Esta característica ha empujado a las comunidades contemporáneas de hiperconsumo a desplazar la metáfora de la psicología clínica desde la vieja histeria de conversión (algo del orden del discurso, de la interpretación y —en suma— de la política) a los desórdenes alimenticios y a las adicciones (algo del orden de la compulsión del cuerpo y de la vida, y de su psiquiatrización o su policialización inherente). Vamos del síntoma (significante) al desorden o al trastorno (asimbólico): vamos de la crisis a la forma anómala.
Siempre está uno tentado de simplificar aún más la lógica elemental de esta máquina adjudicando al mercado la desterritorialización de energías e impulsos (libidinales, comunicacionales, expresivos, consumistas), y al Estado la doctrina obsesiva de la seguridad y el control.

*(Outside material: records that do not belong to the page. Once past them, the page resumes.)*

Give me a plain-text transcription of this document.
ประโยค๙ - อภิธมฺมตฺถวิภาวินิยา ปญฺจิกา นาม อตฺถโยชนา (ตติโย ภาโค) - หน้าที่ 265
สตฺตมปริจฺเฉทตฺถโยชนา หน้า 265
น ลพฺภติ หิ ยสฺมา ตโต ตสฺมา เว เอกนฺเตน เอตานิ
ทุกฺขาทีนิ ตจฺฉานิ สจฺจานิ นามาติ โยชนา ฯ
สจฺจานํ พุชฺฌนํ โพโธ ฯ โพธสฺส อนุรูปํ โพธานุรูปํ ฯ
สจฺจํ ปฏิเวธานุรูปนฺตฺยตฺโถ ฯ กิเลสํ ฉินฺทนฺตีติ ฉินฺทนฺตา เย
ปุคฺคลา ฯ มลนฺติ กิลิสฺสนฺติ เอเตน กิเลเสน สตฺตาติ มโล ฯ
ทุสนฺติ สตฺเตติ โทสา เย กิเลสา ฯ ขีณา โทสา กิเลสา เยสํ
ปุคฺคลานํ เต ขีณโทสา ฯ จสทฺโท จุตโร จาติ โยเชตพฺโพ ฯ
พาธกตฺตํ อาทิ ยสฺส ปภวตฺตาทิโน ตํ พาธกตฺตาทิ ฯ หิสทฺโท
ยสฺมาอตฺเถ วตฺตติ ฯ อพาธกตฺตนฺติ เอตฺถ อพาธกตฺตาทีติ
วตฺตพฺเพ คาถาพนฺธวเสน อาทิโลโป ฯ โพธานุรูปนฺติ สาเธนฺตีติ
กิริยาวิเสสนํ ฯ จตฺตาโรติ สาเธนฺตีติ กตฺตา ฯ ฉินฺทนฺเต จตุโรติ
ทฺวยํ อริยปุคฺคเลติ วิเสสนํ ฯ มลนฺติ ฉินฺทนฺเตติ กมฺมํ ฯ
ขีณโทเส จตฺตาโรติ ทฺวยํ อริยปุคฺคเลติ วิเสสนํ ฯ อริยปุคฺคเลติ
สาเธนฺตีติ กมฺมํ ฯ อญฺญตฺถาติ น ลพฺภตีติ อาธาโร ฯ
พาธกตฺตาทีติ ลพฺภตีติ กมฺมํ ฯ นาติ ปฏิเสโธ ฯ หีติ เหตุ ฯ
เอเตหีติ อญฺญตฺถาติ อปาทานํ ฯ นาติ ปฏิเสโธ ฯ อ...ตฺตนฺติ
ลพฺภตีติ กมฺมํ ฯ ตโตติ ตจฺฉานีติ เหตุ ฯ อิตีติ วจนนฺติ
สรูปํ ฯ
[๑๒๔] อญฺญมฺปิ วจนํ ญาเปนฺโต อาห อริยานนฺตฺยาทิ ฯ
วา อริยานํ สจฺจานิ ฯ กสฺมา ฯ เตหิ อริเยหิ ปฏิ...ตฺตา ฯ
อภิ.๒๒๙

Esto es así, en cierto modo. Pero el mercado siempre se sitúa en una posición envolvente con relación a la propia tensión Estado-mercado, ya que hay un gigantesco mercado de la seguridad, del enderezamiento y la corrección mecánica de los cuerpos, de la desinfección, de la profilaxis, de la prevención, de las campañas para minimizar el campo de aparición de la anomalía. La publicidad de la televisión está llena de ejemplos de estas dos pulsiones enfrentadas, incluso dentro de los límites de una misma frase.
La anomalía es la verdadera estrella de todo el aparato: liga el orden y la transgresión inherente (y su exceso anómalo) en la figura estatal de la seguridad. Para el caso, por ejemplo, es terrible la pasividad con la que se admite ordinariamente la lectura del ejemplo de la economía griega: las anomalías como la corrupción, la mala administración, los excesos del gasto público y la burocracia, obturan completamente cualquier posibilidad de explicaciones estructurales situadas por encima de la lógica compulsiva orden-anomalía: ¿resulta tan difícil pensar que hay un sistema que produce crisis endémicas y cuyo análisis sólo puede ser una superación del propio sistema, y un no a la respuesta automática de más-sistema (más control, más persecución, más austeridad para las políticas públicas) para prever mejor las anomalías en el próximo embate?
Los pobres no son la anomalía de un sistema que produce riqueza. La violencia no es la anomalía de una comunidad que consume y disfruta. La marginalidad no es la anomalía del desarrollo. El mercado negro no es la anomalía del buen mercado. El fetichismo idólatra no es la anomalía de las formas buenas de la cultura de la mercancía y de la imagen. La pornografía no es la anomalía de una buena desterritorialización de los placeres. La adicción no es la anomalía del buen consumo. La catástrofe bursátil no es la anomalía del buen sistema financiero. La explotación o la voracidad extractiva no son las anomalías del capital. Todos los primeros términos son partes estructurales (axiomas o corolarios, insumos o productos) de los segundos.